All legal cases against former minister of trade and industry Rachid Mohamed Rachid are to be dropped according to a settlement agreement reached with the Judicial Committee assigned and chaired by Prosecutor General Nabil Sadek.
The committee decided to approve the settlement after reviewing official reports that confirmed Rachid’s innocence, and verified that the wealth and investments of the former minister’s family existed before his appointment as minister in 2004, according to a well-informed judicial source on the legal procedures.
Rachid was an Egyptian entrepreneur and businessman before being a minister in Hosni Mubarak’s cabinet. Following his appointment in 2004, he started the process of liberalising Egypt’s industrial sectors, attracting foreign direct investment into industry and creating jobs.
During the 25 January Revolution in 2011, in an effort to contain the protests, Mubarak called for a government resignation and called on Rachid to become prime minister and form a new cabinet. Rachid refused. Similarly, when he was later asked by prime minister Ahmed Shafiq to continue in his role as minister of trade and industry, he also declined.

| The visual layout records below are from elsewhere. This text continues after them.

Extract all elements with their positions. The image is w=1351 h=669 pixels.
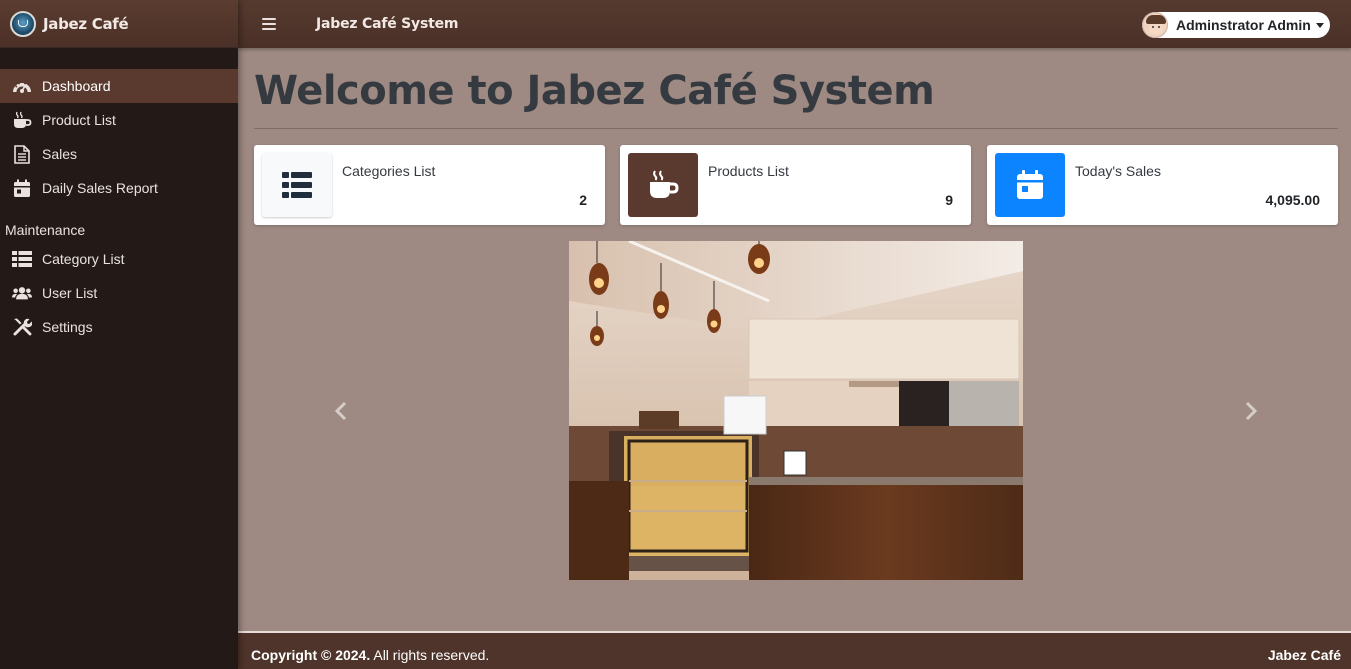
nav-section-header-maintenance: Maintenance: [5, 222, 86, 238]
sidebar-item-daily-sales-report[interactable]: Daily Sales Report: [0, 171, 238, 205]
hamburger-menu-icon[interactable]: [262, 18, 276, 30]
footer-brand: Jabez Café: [1267, 646, 1341, 663]
main-content: Welcome to Jabez Café System Categories …: [238, 48, 1351, 631]
sidebar-item-label: Daily Sales Report: [42, 180, 158, 196]
sidebar-nav: Dashboard Product List Sales Daily Sales…: [0, 48, 238, 344]
tools-icon: [12, 317, 32, 337]
info-box-todays-sales[interactable]: Today's Sales 4,095.00: [987, 145, 1338, 225]
carousel-next-icon[interactable]: [1240, 401, 1260, 421]
sidebar-item-dashboard[interactable]: Dashboard: [0, 69, 238, 103]
calendar-icon: [12, 178, 32, 198]
sidebar-item-product-list[interactable]: Product List: [0, 103, 238, 137]
info-box-products[interactable]: Products List 9: [620, 145, 971, 225]
top-navbar: Jabez Café System Adminstrator Admin: [238, 0, 1351, 48]
sidebar-item-category-list[interactable]: Category List: [0, 242, 238, 276]
sidebar-item-sales[interactable]: Sales: [0, 137, 238, 171]
info-box-value: 2: [579, 192, 587, 208]
users-icon: [12, 283, 32, 303]
footer: Copyright © 2024. All rights reserved. J…: [238, 631, 1351, 669]
user-menu-dropdown[interactable]: Adminstrator Admin: [1142, 12, 1330, 38]
info-box-label: Products List: [708, 163, 789, 179]
dashboard-gauge-icon: [12, 76, 32, 96]
calendar-icon: [995, 153, 1065, 217]
footer-copyright-bold: Copyright © 2024.: [251, 646, 371, 663]
sidebar-item-label: Sales: [42, 146, 78, 162]
brand-logo-icon: [10, 10, 36, 37]
page-title: Welcome to Jabez Café System: [254, 68, 935, 114]
sidebar-item-settings[interactable]: Settings: [0, 310, 238, 344]
avatar: [1142, 12, 1168, 38]
sidebar-item-label: Dashboard: [42, 78, 111, 94]
sidebar-item-label: User List: [42, 285, 98, 301]
coffee-cup-icon: [12, 110, 32, 130]
info-box-categories[interactable]: Categories List 2: [254, 145, 605, 225]
carousel-slide-cafe-photo: [569, 241, 1023, 580]
user-name: Adminstrator Admin: [1176, 17, 1311, 33]
sidebar-item-label: Product List: [42, 112, 116, 128]
table-list-icon: [12, 249, 32, 269]
system-title: Jabez Café System: [316, 16, 459, 32]
sidebar-item-user-list[interactable]: User List: [0, 276, 238, 310]
brand-name: Jabez Café: [43, 14, 129, 33]
sidebar-item-label: Settings: [42, 319, 93, 335]
footer-copyright: Copyright © 2024. All rights reserved.: [251, 647, 489, 663]
title-divider: [254, 128, 1338, 129]
info-box-label: Categories List: [342, 163, 436, 179]
image-carousel: [254, 241, 1338, 581]
list-icon: [262, 153, 332, 217]
sidebar: Jabez Café Dashboard Product List Sales …: [0, 0, 238, 669]
brand-link[interactable]: Jabez Café: [0, 0, 238, 48]
footer-copyright-rest: All rights reserved.: [370, 646, 490, 663]
info-box-label: Today's Sales: [1075, 163, 1161, 179]
sidebar-item-label: Category List: [42, 251, 125, 267]
info-box-value: 4,095.00: [1265, 192, 1321, 208]
info-box-value: 9: [945, 192, 953, 208]
carousel-prev-icon[interactable]: [332, 401, 352, 421]
coffee-cup-icon: [628, 153, 698, 217]
caret-down-icon: [1315, 22, 1324, 28]
document-icon: [12, 144, 32, 164]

He decided to leave Egypt in February 2011 in fear of political retribution. Shortly thereafter, the prosecutor general imposed a travel ban on Rachid and other former ministers and political figures, and froze all their assets.
Consequently, he was accused in two different cases. Case No. 1372/2011, known as “licences to steel companies”, saw Rachid accused of granting licences for certain iron and steel plants to certain companies without charge.

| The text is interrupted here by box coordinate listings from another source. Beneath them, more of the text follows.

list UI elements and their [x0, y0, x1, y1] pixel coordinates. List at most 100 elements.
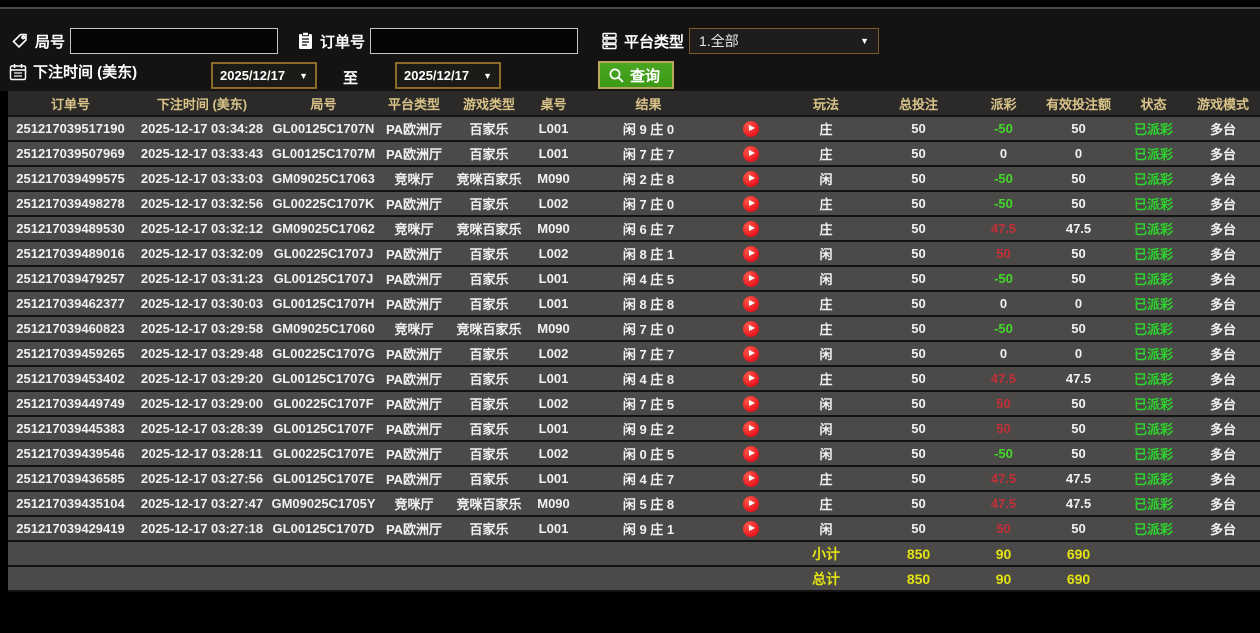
play-replay-icon[interactable] [743, 496, 759, 512]
cell-total-bet: 50 [866, 391, 971, 416]
round-number-input[interactable] [70, 28, 278, 54]
cell-game-mode: 多台 [1186, 366, 1260, 391]
cell-replay [716, 441, 786, 466]
date-range-to-label: 至 [343, 67, 358, 88]
cell-table-number: L001 [526, 466, 581, 491]
header-play-type: 玩法 [786, 91, 866, 116]
cell-platform-type: PA欧洲厅 [376, 516, 452, 541]
tag-icon [10, 31, 30, 51]
cell-table-number: L001 [526, 116, 581, 141]
cell-bet-time: 2025-12-17 03:32:09 [133, 241, 271, 266]
table-row: 2512170394982782025-12-17 03:32:56GL0022… [8, 191, 1260, 216]
table-row: 2512170394608232025-12-17 03:29:58GM0902… [8, 316, 1260, 341]
top-black-bar [0, 0, 1260, 9]
cell-valid-bet: 50 [1036, 241, 1121, 266]
cell-result: 闲 7 庄 0 [581, 316, 716, 341]
cell-round-number: GL00125C1707M [271, 141, 376, 166]
cell-total-bet: 50 [866, 191, 971, 216]
cell-result: 闲 9 庄 1 [581, 516, 716, 541]
play-replay-icon[interactable] [743, 146, 759, 162]
play-replay-icon[interactable] [743, 396, 759, 412]
cell-payout: -50 [971, 441, 1036, 466]
cell-payout: 0 [971, 341, 1036, 366]
play-replay-icon[interactable] [743, 421, 759, 437]
cell-order-number: 251217039453402 [8, 366, 133, 391]
cell-table-number: L002 [526, 241, 581, 266]
cell-play-type: 闲 [786, 416, 866, 441]
table-row: 2512170394453832025-12-17 03:28:39GL0012… [8, 416, 1260, 441]
table-row: 2512170394995752025-12-17 03:33:03GM0902… [8, 166, 1260, 191]
order-number-input[interactable] [370, 28, 578, 54]
cell-result: 闲 6 庄 7 [581, 216, 716, 241]
cell-result: 闲 7 庄 5 [581, 391, 716, 416]
cell-valid-bet: 50 [1036, 266, 1121, 291]
cell-game-type: 百家乐 [452, 416, 526, 441]
play-replay-icon[interactable] [743, 296, 759, 312]
cell-status: 已派彩 [1121, 466, 1186, 491]
play-replay-icon[interactable] [743, 521, 759, 537]
cell-game-type: 百家乐 [452, 191, 526, 216]
header-order-number: 订单号 [8, 91, 133, 116]
cell-status: 已派彩 [1121, 491, 1186, 516]
header-status: 状态 [1121, 91, 1186, 116]
subtotal-payout: 90 [971, 541, 1036, 566]
cell-order-number: 251217039479257 [8, 266, 133, 291]
cell-game-type: 百家乐 [452, 291, 526, 316]
cell-order-number: 251217039445383 [8, 416, 133, 441]
cell-total-bet: 50 [866, 366, 971, 391]
play-replay-icon[interactable] [743, 171, 759, 187]
cell-payout: 50 [971, 416, 1036, 441]
cell-game-mode: 多台 [1186, 191, 1260, 216]
cell-bet-time: 2025-12-17 03:34:28 [133, 116, 271, 141]
play-replay-icon[interactable] [743, 221, 759, 237]
cell-play-type: 庄 [786, 291, 866, 316]
search-button[interactable]: 查询 [598, 61, 674, 89]
play-replay-icon[interactable] [743, 471, 759, 487]
date-from-select[interactable]: 2025/12/17 ▼ [211, 62, 317, 89]
cell-valid-bet: 47.5 [1036, 491, 1121, 516]
cell-game-mode: 多台 [1186, 216, 1260, 241]
header-payout: 派彩 [971, 91, 1036, 116]
cell-game-type: 竞咪百家乐 [452, 316, 526, 341]
cell-round-number: GL00125C1707G [271, 366, 376, 391]
play-replay-icon[interactable] [743, 346, 759, 362]
table-row: 2512170394497492025-12-17 03:29:00GL0022… [8, 391, 1260, 416]
date-to-select[interactable]: 2025/12/17 ▼ [395, 62, 501, 89]
play-replay-icon[interactable] [743, 446, 759, 462]
date-from-value: 2025/12/17 [220, 68, 285, 83]
play-replay-icon[interactable] [743, 196, 759, 212]
cell-total-bet: 50 [866, 491, 971, 516]
play-replay-icon[interactable] [743, 271, 759, 287]
play-replay-icon[interactable] [743, 371, 759, 387]
subtotal-total-bet: 850 [866, 541, 971, 566]
cell-order-number: 251217039459265 [8, 341, 133, 366]
play-replay-icon[interactable] [743, 321, 759, 337]
cell-platform-type: PA欧洲厅 [376, 341, 452, 366]
cell-play-type: 庄 [786, 316, 866, 341]
cell-valid-bet: 50 [1036, 316, 1121, 341]
cell-payout: 0 [971, 141, 1036, 166]
table-row: 2512170394890162025-12-17 03:32:09GL0022… [8, 241, 1260, 266]
grand-total-total-bet: 850 [866, 566, 971, 591]
cell-payout: 50 [971, 391, 1036, 416]
cell-result: 闲 2 庄 8 [581, 166, 716, 191]
play-replay-icon[interactable] [743, 121, 759, 137]
cell-game-type: 百家乐 [452, 441, 526, 466]
play-replay-icon[interactable] [743, 246, 759, 262]
cell-replay [716, 341, 786, 366]
cell-game-mode: 多台 [1186, 441, 1260, 466]
cell-payout: 47.5 [971, 466, 1036, 491]
platform-type-select[interactable]: 1.全部 ▼ [689, 28, 879, 54]
cell-game-mode: 多台 [1186, 491, 1260, 516]
header-game-mode: 游戏模式 [1186, 91, 1260, 116]
header-valid-bet: 有效投注额 [1036, 91, 1121, 116]
cell-result: 闲 8 庄 1 [581, 241, 716, 266]
cell-round-number: GL00125C1707N [271, 116, 376, 141]
cell-order-number: 251217039498278 [8, 191, 133, 216]
cell-play-type: 闲 [786, 241, 866, 266]
cell-replay [716, 316, 786, 341]
bet-time-filter: 下注时间 (美东) [8, 61, 137, 82]
cell-platform-type: PA欧洲厅 [376, 241, 452, 266]
cell-game-mode: 多台 [1186, 141, 1260, 166]
cell-table-number: L002 [526, 391, 581, 416]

The prosecutor did not allege that Rachid personally received the amounts claimed. The former minister had no role in the decision to grant licences to these companies, but rather acted in accordance with the instruction of an 11-member energy committee chaired by the prime minister at the time.

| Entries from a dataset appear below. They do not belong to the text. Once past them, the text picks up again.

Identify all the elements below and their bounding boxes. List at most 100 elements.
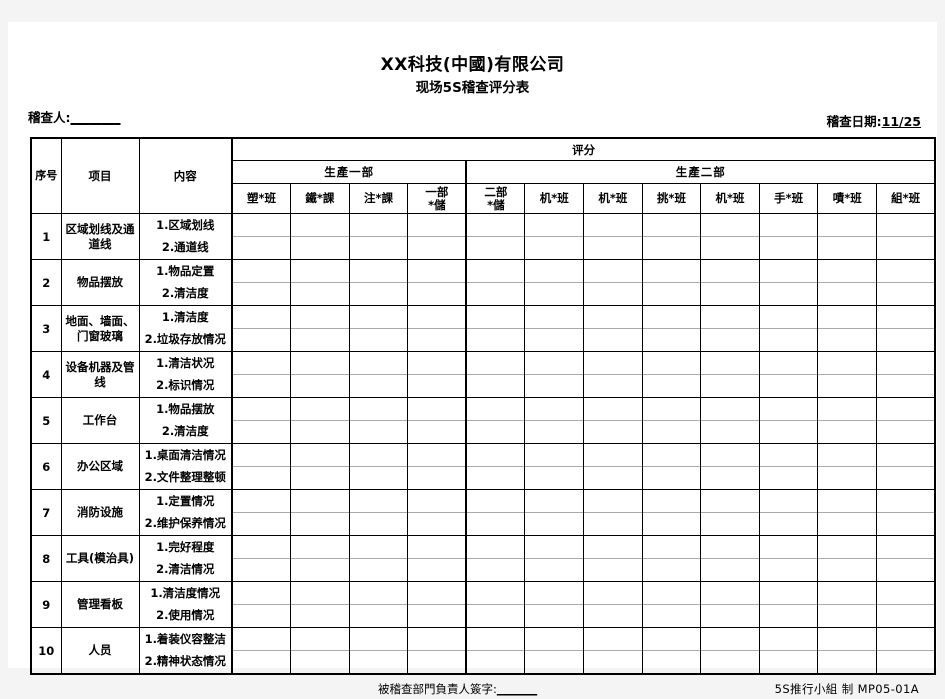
score-cell-upper[interactable] [349,261,408,283]
score-cell-upper[interactable] [818,399,877,421]
score-cell-upper[interactable] [291,353,349,375]
score-cell-lower[interactable] [877,329,934,351]
score-cell-lower[interactable] [818,513,876,535]
score-cell-upper[interactable] [759,307,818,329]
score-cell[interactable] [817,627,878,675]
score-cell[interactable] [876,397,936,444]
score-cell-upper[interactable] [408,583,466,605]
score-cell-upper[interactable] [701,583,759,605]
score-cell-upper[interactable] [818,537,877,559]
score-cell-lower[interactable] [408,375,465,397]
score-cell[interactable] [758,259,819,306]
score-cell-upper[interactable] [642,353,701,375]
score-cell-lower[interactable] [233,237,290,259]
score-cell-upper[interactable] [467,583,525,605]
score-cell-upper[interactable] [584,215,642,237]
score-cell[interactable] [700,627,760,675]
score-cell-upper[interactable] [233,353,291,375]
score-cell-upper[interactable] [408,445,466,467]
score-cell[interactable] [348,627,409,675]
score-cell-lower[interactable] [233,605,290,627]
score-cell[interactable] [290,213,350,260]
score-cell[interactable] [407,397,467,444]
signature-value[interactable]: _______ [497,682,537,696]
score-cell-upper[interactable] [818,261,877,283]
score-cell-lower[interactable] [701,421,759,443]
score-cell[interactable] [524,351,585,398]
score-cell-upper[interactable] [701,215,759,237]
score-cell-lower[interactable] [760,375,818,397]
score-cell[interactable] [465,489,526,536]
score-cell-upper[interactable] [877,307,935,329]
score-cell-lower[interactable] [291,559,349,581]
score-cell-lower[interactable] [643,467,701,489]
score-cell[interactable] [524,259,585,306]
score-cell-upper[interactable] [525,583,584,605]
score-cell-upper[interactable] [291,491,349,513]
score-cell[interactable] [758,581,819,628]
score-cell-upper[interactable] [759,261,818,283]
score-cell-upper[interactable] [467,399,525,421]
score-cell[interactable] [407,535,467,582]
score-cell-lower[interactable] [467,283,524,305]
score-cell-lower[interactable] [818,467,876,489]
score-cell-upper[interactable] [584,261,642,283]
score-cell-lower[interactable] [350,605,408,627]
score-cell-upper[interactable] [291,261,349,283]
score-cell-lower[interactable] [643,513,701,535]
score-cell[interactable] [758,305,819,352]
score-cell-upper[interactable] [584,353,642,375]
score-cell[interactable] [583,259,643,306]
score-cell-lower[interactable] [818,651,876,673]
score-cell-upper[interactable] [877,629,935,651]
score-cell-lower[interactable] [643,605,701,627]
score-cell[interactable] [348,535,409,582]
score-cell-lower[interactable] [701,651,759,673]
score-cell-lower[interactable] [877,421,934,443]
score-cell[interactable] [583,489,643,536]
score-cell-lower[interactable] [818,559,876,581]
score-cell-lower[interactable] [877,513,934,535]
score-cell[interactable] [231,627,292,675]
score-cell-upper[interactable] [584,583,642,605]
score-cell-lower[interactable] [760,513,818,535]
score-cell[interactable] [290,489,350,536]
score-cell[interactable] [876,213,936,260]
score-cell-upper[interactable] [584,491,642,513]
score-cell-upper[interactable] [877,445,935,467]
score-cell-upper[interactable] [233,629,291,651]
score-cell[interactable] [700,443,760,490]
score-cell-lower[interactable] [584,605,642,627]
score-cell[interactable] [583,397,643,444]
score-cell[interactable] [465,351,526,398]
score-cell[interactable] [524,397,585,444]
score-cell[interactable] [465,627,526,675]
score-cell[interactable] [231,397,292,444]
score-cell-upper[interactable] [467,629,525,651]
score-cell-upper[interactable] [525,445,584,467]
score-cell-lower[interactable] [350,559,408,581]
score-cell-upper[interactable] [759,583,818,605]
score-cell[interactable] [407,259,467,306]
score-cell-lower[interactable] [760,283,818,305]
score-cell-lower[interactable] [291,283,349,305]
score-cell-lower[interactable] [877,237,934,259]
score-cell[interactable] [465,443,526,490]
score-cell-upper[interactable] [467,353,525,375]
score-cell-lower[interactable] [584,513,642,535]
score-cell-lower[interactable] [525,421,583,443]
score-cell-lower[interactable] [760,329,818,351]
score-cell-upper[interactable] [701,537,759,559]
score-cell-upper[interactable] [349,215,408,237]
score-cell-upper[interactable] [525,629,584,651]
score-cell-lower[interactable] [467,605,524,627]
score-cell-upper[interactable] [642,399,701,421]
score-cell-lower[interactable] [233,421,290,443]
score-cell-upper[interactable] [584,537,642,559]
score-cell-upper[interactable] [642,583,701,605]
score-cell-lower[interactable] [525,605,583,627]
score-cell-lower[interactable] [350,375,408,397]
score-cell-upper[interactable] [408,261,466,283]
score-cell-upper[interactable] [233,583,291,605]
score-cell-lower[interactable] [525,237,583,259]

In fact, one year after Rachid’s accusation, in another investigation covering the same matter but involving the Egyptian companies that were granted the free licences, the prosecutor confirmed that no crime was committed in issuing the free licences to the steel companies in question.
The second case in question is No. 13/2014, publicly known as the “illicit gains” case. The Illicit Gains Authority, which was formed following Mubarak’s step-down, investigated the accusation that Rachid exploited his official position as a member of the National Democratic Party to obtain inside information regarding two capital increases of EFG Hermes Holding Company.
The first EFG Hermes increase took place in November 2003, and the second in February 2006. Rachid sold the subscribed shares between 2005 and 2007, realising a gain of EGP 520m.
Consequently, the authority requested to present its findings before the Egyptian Criminal Courts. Accordingly, in August 2014, the court sentenced Rachid and his daughter Alia in absentia to fifteen years imprisonment and a fine of EGP 520m.
Moreover, as required by law, the prosecutor requested that the Egyptian Financial Supervisory Authority (EFSA) investigate Rachid’s involvement in the EFG Hermes Holding Company’s capital increases. EFSA later concluded that such allegations were baseless and that there was no wrongdoing in their report issued in December 2014.